A exposição do Rainha Sofia contará com 160 obras de 20 artistas, provenientes de várias instituições públicas e privadas, como a Biblioteca Nacional de Portugal, o Museu do Chiado e a Fundação Cupertino de Miranda. A Gulbenkian, que a co-produz, é o maior dos emprestadores, cedendo mais de 56 obras. Entre elas está o célebre retrato do poeta feito por Almada em 1964, segunda versão do que pintara dez anos antes para o restaurante Irmãos Unidos, ponto de encontro do grupo da revista Orpheu, em que ambos estavam envolvidos; as maravilhosas pinturas de Amadeo A Chalupa (c. 1914-15) ou Os Galgos (1811); O Meu Retrato (1928), de Mário Eloy; K4 Quadrado Azul (c. 1916), de Viana; Tarde de Festa (1925), de Júlio dos Reis Pereira; e inúmeros desenhos de Jorge Barradas e Adriano de Sousa Lopes.

Estas obras, associadas a vários documentos – fotografias, cartas e outros manuscritos, horóscopos que Pessoa faz para si e para os seus heterónimos, revistas de arte e literatura, como Orpheu, A Águia e a Presença – estarão divididas por núcleos dedicados aos “ismos” que, via Pessoa, marcaram a modernidade portuguesa, uns originais, outros por reapropriação ou oposição frontal.

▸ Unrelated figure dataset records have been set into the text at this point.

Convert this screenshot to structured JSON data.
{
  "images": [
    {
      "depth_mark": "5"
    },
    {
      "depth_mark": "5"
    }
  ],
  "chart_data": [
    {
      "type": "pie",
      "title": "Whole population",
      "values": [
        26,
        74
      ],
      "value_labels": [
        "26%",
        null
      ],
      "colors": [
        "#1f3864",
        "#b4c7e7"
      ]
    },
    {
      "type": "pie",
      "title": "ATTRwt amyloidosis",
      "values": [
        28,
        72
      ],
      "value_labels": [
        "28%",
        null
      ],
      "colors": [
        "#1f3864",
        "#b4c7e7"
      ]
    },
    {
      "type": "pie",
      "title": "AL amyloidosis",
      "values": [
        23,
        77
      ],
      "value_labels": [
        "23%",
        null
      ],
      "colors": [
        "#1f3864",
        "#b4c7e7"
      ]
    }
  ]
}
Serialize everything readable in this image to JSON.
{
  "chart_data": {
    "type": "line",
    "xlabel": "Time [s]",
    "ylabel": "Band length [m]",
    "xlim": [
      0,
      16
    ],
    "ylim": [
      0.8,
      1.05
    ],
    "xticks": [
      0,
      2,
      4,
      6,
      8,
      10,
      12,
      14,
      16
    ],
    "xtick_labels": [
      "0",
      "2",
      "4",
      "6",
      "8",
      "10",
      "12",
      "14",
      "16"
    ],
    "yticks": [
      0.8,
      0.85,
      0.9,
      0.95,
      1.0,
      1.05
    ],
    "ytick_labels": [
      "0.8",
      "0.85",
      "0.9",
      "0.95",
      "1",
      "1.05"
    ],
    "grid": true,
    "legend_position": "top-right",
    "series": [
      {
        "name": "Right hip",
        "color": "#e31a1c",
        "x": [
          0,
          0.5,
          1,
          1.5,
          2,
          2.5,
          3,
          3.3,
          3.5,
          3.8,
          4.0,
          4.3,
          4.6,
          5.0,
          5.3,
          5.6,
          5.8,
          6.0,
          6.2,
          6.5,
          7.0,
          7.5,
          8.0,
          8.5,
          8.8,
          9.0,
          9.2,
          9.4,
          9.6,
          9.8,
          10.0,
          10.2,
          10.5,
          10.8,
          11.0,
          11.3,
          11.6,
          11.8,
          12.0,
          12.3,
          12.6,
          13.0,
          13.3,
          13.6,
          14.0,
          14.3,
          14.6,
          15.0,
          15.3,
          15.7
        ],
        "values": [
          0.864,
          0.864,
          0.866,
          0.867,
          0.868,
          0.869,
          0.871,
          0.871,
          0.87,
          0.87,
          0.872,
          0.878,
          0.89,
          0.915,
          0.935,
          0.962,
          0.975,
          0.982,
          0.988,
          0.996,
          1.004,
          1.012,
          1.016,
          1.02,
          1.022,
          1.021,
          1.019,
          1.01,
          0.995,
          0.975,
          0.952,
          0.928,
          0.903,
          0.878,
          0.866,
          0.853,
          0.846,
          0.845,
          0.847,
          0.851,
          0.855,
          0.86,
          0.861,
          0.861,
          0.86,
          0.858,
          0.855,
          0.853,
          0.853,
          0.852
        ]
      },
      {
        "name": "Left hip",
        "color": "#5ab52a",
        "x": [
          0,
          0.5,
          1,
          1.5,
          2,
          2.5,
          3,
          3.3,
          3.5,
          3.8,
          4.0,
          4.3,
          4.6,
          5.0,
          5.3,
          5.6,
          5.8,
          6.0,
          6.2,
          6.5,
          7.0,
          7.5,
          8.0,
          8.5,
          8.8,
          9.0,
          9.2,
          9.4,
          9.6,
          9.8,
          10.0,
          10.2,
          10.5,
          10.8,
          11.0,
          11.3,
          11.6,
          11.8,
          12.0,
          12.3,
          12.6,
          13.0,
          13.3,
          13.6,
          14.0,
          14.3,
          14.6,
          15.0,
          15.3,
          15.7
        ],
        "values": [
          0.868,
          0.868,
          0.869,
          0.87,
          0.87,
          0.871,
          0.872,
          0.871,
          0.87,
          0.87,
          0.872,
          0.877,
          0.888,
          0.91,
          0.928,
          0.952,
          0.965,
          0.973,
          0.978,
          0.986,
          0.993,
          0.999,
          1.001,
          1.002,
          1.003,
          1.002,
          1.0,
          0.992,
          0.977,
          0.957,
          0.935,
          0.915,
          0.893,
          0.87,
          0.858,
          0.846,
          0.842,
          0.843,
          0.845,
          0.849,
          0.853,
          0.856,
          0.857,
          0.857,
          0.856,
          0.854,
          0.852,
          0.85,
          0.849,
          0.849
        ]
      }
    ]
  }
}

Estão lá o paulismo, o interseccionismo, o sensacionismo, o futurismo… “Nesta exposição o que mais nos interessa trabalhar é o próprio conceito de vanguarda e a forma como Pessoa, que não se interessa propriamente pelas artes visuais mas que muito escreve sobre elas, se relaciona com a modernidade.”

Explica João Fernandes que o poeta, que chegava às artes sempre através da literatura porque só ela lhe interessava, se distancia do cubismo sem deixar de se relacionar com ele, “reinterpretando” algumas das suas propostas:  “Pessoa compreende que é preciso ser contemporâneo e o modernismo é essa contemporaneidade. Ele sabe que as vanguardas estão a acontecer, mas cria os seus próprios modelos, o que reflecte uma atitude crítica muito interessante.”

Pessoa procura a diferença, acrescenta o comissário, a partir de um contexto que ele sabe ser periférico e adoptando algo que é comum às artes visuais portuguesas da época – uma forma muito particular de cruzar o popular e o erudito. “Pessoa trabalha a redondilha como trabalha o verso clássico. Nada disto se exclui na sua obra. Amadeo e Viana, por exemplo, também vão buscar o artesanato para o reinventarem.”

O poeta sabe, conclui, que há uma simultaneidade da escrita e das artes visuais – a Orpheu é um dos palcos maiores dessa convivência -, e insiste na especificidade da cultura portuguesa, uma especificidade que é geográfica, mas também histórica: “Por isso ele cria essa noção de Quinto Império para a poesia e para a arte. Um império que deixou de o ser.”